These systems are powerstructures ment to do as every other powerstructure; to control and rule the population.

And make no mistake; I am absolutely non-religious, anti-racist/sexist etc. the species consist of different individuals with different attributes.
In Response

by: azadi from: Kabul
June 12, 2011 09:41
Morten wrote:

American legal racist system? Like... with Barack Obama as the President? Thanks for calling attention to this horrible illegal country that imprisons black people....or makes them President. Maybe you should talk with the black President about this? I know Norway is famous for its treatment of immigrants....wait....they know they can never be president there.

Sad, because you had a normal and valid comment going until then.

by: Anug from: UK
June 07, 2011 18:52
Don't really see how a hijab would put a player in danger. Would like to know FIFA's reasoning behind this. A shame for the team who must've trained so hard.

by: saucymugwump from: USA
June 07, 2011 21:47
Uniforms are . . . uniform. All players on the field are supposed to look the same. All organized sports follow this principle.

For players wearing a headscarf, there are three potential problems:
1) If the player has secured it so tightly that it will never fall off, it might play a part in what is known as "clotheslining," where an opposing player grabs the scarf and causes the player's head to snap back. It is not important whether it is done intentionally or by accident; it is dangerous.
2) We all know how fanatical Muslims are about the clothing for women. Saudi Arabia famously chose to kill girls trying to escape from a burning building by forcing them back into the building because they weren't wearing proper Islamic attire ( If a player's headscarf fell off, she would ignore everything until she was able to replace it. And devout Muslims might even run onto the field, disrupting the game, to prevent the world from viewing such an obscene act.
3) Headscarves prevent airflow around the head and retain heat, contributing to heat stroke.

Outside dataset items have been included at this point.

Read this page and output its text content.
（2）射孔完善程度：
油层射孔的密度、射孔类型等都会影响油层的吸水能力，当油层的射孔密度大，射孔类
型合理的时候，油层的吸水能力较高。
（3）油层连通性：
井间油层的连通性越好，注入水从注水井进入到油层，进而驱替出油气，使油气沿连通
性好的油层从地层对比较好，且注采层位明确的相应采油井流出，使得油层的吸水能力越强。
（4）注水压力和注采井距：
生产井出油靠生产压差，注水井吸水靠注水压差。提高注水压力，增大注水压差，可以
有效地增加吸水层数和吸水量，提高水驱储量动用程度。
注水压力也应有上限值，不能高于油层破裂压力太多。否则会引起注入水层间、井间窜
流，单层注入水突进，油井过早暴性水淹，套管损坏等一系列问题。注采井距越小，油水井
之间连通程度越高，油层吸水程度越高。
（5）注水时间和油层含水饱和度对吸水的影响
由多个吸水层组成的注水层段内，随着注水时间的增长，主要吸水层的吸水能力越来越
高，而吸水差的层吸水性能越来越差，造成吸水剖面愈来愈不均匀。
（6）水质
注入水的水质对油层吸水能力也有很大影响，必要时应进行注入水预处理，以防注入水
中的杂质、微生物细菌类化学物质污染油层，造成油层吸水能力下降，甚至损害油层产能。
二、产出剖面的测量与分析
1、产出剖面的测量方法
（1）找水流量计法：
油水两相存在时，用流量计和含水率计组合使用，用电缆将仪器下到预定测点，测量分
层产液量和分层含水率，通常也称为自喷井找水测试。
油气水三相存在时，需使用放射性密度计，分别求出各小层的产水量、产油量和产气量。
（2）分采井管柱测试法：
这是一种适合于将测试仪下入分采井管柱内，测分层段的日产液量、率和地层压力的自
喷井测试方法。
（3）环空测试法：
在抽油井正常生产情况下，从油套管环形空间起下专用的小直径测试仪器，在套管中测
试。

If Muslims want to have teams dressed in proper Islamic attire, then the Islamic world should create its own league where their medieval rules can be enforced.
In Response

by: kikharito from: Indonesia
June 08, 2011 11:43
and we also know how haters gonna hate and how most Americans believe everything the media shows them
Uniforms are uniform yes, but male footballers can wear shirts underneath their kits, or keepers wearing trousers, or wearing headbands, so whats so different about the hijab?
In Response

by: saucymugwump from: USA
June 08, 2011 21:39
kikharito wrote: "and we also know how haters gonna hate and how most Americans believe everything the media shows them"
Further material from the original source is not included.